Le Mahzor de Vitry de Rabbi Simha de Vitry dont le petit fils est Simha de Dampierre, mort la même année que Rachi, a été publié à Berlin au XIX° siècle. On y trouve les prières de toute l’année et les Piyoutim, la Haggadah de Pessah, enfin tout ce qu’on trouve aujourd’hui dans un Sidour ashkénaze.
Chaque scribe a adapté les textes au rite qu’il connaissait. Le "Seder Troyesh", le "Sidour de Troyes" cherche à fixer le rite de Troyes et perpétuer les usages et les règles notamment ceux du Kaddish et de la liturgie.
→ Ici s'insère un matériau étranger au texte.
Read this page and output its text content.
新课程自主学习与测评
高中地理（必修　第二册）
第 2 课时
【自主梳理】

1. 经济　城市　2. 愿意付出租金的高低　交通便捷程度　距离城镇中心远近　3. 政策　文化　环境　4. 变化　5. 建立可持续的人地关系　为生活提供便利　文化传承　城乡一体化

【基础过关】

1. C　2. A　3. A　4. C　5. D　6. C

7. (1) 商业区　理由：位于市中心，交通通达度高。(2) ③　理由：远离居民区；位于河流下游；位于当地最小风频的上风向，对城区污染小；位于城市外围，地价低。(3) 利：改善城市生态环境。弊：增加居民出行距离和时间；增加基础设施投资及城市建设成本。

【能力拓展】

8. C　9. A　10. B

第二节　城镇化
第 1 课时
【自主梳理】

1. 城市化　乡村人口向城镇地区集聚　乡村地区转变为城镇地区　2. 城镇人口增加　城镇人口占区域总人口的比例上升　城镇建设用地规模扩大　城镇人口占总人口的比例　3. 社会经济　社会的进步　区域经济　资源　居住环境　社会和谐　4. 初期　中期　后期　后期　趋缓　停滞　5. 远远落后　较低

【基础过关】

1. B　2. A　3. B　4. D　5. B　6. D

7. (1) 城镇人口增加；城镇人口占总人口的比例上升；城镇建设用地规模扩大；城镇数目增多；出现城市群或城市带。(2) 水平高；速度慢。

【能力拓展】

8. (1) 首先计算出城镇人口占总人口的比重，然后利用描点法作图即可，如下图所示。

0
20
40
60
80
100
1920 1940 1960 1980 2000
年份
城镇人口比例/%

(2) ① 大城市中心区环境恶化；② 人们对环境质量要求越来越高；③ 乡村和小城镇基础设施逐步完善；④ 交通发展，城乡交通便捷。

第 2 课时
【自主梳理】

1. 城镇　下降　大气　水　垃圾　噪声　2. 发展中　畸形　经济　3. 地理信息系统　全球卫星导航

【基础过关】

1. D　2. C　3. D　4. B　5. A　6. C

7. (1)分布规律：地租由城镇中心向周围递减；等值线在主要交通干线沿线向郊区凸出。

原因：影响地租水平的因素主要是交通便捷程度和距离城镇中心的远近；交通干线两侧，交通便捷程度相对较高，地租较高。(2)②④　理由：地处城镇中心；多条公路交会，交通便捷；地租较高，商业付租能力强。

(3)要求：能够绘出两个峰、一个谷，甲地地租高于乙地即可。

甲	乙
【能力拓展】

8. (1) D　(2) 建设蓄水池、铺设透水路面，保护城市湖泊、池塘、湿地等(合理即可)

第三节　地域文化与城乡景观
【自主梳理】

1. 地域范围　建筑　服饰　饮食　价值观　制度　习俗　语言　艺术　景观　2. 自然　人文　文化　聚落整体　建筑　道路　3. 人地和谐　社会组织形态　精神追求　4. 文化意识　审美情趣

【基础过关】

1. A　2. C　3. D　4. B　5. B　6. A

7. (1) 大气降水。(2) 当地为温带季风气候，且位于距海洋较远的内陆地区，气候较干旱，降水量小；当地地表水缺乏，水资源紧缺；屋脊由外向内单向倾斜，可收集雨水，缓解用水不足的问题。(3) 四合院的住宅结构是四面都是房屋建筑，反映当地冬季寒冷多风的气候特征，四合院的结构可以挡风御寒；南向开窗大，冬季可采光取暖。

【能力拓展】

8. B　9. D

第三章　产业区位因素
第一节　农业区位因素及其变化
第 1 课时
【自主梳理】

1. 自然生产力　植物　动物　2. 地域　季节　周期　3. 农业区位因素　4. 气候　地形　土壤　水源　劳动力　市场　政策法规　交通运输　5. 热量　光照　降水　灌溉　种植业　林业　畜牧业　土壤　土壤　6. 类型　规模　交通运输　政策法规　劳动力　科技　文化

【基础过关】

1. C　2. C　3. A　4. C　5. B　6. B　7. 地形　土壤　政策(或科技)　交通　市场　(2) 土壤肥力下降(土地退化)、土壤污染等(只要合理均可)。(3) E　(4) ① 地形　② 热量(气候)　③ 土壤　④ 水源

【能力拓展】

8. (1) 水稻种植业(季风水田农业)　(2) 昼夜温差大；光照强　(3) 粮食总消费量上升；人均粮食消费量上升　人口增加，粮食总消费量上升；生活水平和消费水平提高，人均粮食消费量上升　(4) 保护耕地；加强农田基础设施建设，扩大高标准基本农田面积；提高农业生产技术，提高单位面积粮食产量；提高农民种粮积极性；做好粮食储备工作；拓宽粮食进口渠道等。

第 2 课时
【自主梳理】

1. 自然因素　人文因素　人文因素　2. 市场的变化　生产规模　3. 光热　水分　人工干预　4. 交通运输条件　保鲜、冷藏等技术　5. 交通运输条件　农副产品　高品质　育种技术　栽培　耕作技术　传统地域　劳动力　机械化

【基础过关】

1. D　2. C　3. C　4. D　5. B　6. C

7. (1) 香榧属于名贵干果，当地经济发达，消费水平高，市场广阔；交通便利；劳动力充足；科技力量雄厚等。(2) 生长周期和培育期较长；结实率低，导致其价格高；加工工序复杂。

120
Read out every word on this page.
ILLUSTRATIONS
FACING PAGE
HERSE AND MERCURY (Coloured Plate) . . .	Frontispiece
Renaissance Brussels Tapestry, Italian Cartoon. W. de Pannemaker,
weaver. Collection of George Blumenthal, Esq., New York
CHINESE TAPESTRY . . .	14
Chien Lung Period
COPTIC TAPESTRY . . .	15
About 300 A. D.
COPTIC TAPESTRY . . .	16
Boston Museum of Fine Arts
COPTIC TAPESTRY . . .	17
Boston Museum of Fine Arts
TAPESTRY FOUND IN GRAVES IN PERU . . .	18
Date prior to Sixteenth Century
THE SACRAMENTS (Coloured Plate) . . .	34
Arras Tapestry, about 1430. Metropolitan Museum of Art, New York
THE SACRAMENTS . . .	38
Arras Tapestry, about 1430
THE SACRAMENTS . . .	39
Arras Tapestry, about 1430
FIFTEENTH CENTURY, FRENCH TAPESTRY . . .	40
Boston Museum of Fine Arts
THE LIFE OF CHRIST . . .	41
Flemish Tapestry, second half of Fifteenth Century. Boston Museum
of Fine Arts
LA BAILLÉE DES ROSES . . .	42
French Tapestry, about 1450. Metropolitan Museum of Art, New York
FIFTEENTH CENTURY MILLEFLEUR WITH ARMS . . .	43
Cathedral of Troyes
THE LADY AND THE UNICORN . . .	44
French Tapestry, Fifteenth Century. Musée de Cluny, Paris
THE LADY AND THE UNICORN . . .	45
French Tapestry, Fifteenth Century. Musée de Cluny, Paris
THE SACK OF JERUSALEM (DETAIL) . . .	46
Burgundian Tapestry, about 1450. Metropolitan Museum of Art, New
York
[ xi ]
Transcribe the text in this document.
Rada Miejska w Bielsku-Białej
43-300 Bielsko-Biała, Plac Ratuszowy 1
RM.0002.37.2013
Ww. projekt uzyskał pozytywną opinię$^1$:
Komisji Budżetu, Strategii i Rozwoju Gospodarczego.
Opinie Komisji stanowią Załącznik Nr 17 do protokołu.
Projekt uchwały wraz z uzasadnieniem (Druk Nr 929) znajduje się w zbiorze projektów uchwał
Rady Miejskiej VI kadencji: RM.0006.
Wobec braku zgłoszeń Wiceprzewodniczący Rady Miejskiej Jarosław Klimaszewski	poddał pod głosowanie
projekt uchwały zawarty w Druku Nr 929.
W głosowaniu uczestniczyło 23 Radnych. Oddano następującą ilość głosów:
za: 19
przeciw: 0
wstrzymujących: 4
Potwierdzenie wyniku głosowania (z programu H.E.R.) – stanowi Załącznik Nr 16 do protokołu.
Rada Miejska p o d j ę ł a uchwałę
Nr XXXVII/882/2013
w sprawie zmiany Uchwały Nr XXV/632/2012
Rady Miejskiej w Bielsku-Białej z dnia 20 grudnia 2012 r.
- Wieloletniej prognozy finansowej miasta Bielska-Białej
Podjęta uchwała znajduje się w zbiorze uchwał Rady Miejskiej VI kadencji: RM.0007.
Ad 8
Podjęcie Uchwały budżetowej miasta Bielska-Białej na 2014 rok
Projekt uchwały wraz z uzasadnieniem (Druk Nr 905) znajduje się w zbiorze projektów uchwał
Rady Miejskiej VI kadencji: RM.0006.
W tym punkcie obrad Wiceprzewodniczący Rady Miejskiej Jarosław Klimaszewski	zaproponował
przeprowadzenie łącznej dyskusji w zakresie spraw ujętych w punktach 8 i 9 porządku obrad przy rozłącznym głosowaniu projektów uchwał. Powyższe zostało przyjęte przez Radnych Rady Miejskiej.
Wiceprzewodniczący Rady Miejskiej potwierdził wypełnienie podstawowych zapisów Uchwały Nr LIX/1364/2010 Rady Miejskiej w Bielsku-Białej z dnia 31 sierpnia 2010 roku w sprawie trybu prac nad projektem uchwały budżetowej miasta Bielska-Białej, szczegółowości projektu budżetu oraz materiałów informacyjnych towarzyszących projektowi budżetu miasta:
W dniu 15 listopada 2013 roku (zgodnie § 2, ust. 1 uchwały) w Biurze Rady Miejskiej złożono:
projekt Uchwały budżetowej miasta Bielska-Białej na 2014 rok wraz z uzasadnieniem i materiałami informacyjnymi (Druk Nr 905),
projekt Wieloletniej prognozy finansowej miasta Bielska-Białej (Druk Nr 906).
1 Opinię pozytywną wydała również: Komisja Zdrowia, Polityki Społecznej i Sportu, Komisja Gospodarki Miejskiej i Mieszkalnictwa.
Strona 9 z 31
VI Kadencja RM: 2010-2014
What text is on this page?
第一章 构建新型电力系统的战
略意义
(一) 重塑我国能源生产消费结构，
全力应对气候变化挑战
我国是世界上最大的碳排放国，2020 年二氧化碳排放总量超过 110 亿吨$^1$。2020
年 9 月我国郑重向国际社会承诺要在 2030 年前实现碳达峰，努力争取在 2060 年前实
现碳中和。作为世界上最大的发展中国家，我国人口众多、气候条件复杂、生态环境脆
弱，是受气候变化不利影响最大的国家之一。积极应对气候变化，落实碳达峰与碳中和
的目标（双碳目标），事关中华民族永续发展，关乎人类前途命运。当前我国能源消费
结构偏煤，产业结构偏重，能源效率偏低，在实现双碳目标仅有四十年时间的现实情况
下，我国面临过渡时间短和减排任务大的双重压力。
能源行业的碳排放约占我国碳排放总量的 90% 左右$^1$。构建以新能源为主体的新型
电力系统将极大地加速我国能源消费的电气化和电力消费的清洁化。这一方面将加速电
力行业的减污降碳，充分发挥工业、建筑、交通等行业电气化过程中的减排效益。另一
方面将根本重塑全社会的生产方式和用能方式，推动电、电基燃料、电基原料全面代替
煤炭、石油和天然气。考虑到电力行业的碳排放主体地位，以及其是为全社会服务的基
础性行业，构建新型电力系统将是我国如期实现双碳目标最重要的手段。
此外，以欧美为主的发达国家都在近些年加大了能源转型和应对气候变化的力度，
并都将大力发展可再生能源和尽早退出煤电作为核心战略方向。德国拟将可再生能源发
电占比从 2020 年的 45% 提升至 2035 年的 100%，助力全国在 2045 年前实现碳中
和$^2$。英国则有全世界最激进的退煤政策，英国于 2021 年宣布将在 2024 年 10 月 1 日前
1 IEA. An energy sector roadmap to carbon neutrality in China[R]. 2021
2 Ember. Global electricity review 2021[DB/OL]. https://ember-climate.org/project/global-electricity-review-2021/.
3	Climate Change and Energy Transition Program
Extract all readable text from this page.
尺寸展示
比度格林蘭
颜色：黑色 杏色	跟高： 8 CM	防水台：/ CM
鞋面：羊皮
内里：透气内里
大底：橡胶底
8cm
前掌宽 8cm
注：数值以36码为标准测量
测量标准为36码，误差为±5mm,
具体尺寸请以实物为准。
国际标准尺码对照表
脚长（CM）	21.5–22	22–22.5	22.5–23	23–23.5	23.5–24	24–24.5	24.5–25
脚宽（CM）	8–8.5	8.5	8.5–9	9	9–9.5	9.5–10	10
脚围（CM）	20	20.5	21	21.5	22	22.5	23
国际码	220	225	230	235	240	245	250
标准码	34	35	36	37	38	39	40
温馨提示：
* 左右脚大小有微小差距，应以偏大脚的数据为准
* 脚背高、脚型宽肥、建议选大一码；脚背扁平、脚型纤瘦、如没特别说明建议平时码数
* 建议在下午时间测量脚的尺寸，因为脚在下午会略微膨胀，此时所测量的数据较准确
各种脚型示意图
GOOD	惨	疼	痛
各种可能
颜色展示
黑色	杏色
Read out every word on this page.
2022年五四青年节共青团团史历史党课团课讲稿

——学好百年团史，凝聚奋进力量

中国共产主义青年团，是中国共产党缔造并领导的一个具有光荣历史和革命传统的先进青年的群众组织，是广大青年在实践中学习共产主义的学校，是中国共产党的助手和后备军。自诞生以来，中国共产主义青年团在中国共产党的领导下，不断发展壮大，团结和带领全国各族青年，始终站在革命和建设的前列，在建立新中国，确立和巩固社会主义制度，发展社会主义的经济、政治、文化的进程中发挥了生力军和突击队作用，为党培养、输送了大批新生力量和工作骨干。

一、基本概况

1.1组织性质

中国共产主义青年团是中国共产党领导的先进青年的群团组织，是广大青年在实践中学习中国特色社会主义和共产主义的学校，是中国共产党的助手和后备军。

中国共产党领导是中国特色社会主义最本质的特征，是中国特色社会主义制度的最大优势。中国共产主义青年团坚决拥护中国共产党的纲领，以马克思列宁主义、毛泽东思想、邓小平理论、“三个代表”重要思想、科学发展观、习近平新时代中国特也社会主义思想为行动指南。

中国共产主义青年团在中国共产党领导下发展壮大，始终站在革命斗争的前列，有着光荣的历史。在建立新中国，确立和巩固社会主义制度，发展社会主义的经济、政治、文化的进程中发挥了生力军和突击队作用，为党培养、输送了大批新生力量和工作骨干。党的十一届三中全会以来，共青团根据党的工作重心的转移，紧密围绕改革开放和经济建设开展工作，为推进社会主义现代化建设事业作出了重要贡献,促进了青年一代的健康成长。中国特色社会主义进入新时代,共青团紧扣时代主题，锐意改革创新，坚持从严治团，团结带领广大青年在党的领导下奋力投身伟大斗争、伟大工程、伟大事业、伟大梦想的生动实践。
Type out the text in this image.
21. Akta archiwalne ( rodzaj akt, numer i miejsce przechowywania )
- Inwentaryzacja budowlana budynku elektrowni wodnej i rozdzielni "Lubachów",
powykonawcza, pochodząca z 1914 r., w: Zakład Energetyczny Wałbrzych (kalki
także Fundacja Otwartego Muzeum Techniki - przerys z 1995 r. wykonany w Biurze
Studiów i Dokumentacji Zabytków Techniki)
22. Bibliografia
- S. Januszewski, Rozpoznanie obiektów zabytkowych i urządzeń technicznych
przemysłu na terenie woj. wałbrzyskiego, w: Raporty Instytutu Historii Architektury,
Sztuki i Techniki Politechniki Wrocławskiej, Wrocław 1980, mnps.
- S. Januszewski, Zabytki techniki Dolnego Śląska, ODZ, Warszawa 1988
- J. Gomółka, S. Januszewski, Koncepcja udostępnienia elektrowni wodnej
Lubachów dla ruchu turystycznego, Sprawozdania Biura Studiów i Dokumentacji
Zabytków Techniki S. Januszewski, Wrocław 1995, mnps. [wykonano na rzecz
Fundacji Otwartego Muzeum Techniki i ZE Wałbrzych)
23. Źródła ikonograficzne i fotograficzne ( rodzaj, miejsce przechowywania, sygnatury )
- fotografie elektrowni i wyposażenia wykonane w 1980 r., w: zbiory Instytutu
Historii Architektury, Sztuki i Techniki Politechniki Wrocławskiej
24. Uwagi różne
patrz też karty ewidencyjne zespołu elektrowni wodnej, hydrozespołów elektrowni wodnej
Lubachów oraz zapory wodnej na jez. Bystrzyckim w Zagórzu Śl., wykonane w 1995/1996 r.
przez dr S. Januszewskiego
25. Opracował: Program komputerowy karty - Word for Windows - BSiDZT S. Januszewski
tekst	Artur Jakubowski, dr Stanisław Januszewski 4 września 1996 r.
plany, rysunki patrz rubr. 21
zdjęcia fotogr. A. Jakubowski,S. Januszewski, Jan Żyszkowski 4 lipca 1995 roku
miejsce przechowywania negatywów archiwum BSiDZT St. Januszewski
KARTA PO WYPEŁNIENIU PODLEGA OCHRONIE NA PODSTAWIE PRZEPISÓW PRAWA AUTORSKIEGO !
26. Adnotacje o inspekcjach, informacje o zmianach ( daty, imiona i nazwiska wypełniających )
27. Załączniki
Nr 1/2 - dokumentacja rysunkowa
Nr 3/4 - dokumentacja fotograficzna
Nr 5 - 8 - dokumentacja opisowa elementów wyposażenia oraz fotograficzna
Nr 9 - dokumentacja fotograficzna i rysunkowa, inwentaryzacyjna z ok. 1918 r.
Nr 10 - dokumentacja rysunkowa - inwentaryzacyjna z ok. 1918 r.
Il n’y a pas Un rite français uniforme. Pour 1er exemple de ce qui ne s’est pas imposé : le Hallel est récité en abrégé, le 115 et le 116 ne sont pas récités en entier. Selon le Sidour de Rachi et celui de Vitry, ils ne reprennent pas "Acher kidéchanou bémitsvotav vetsivanou..." et le remplacent par une autre bénédiction qui vient d’une de ses téchouvot. Le Vitry mentionne qu’elle était dite par le Maître Rachi, seul, assis dans la Synagogue. Rabbénou Tam s’opposa à cet usage.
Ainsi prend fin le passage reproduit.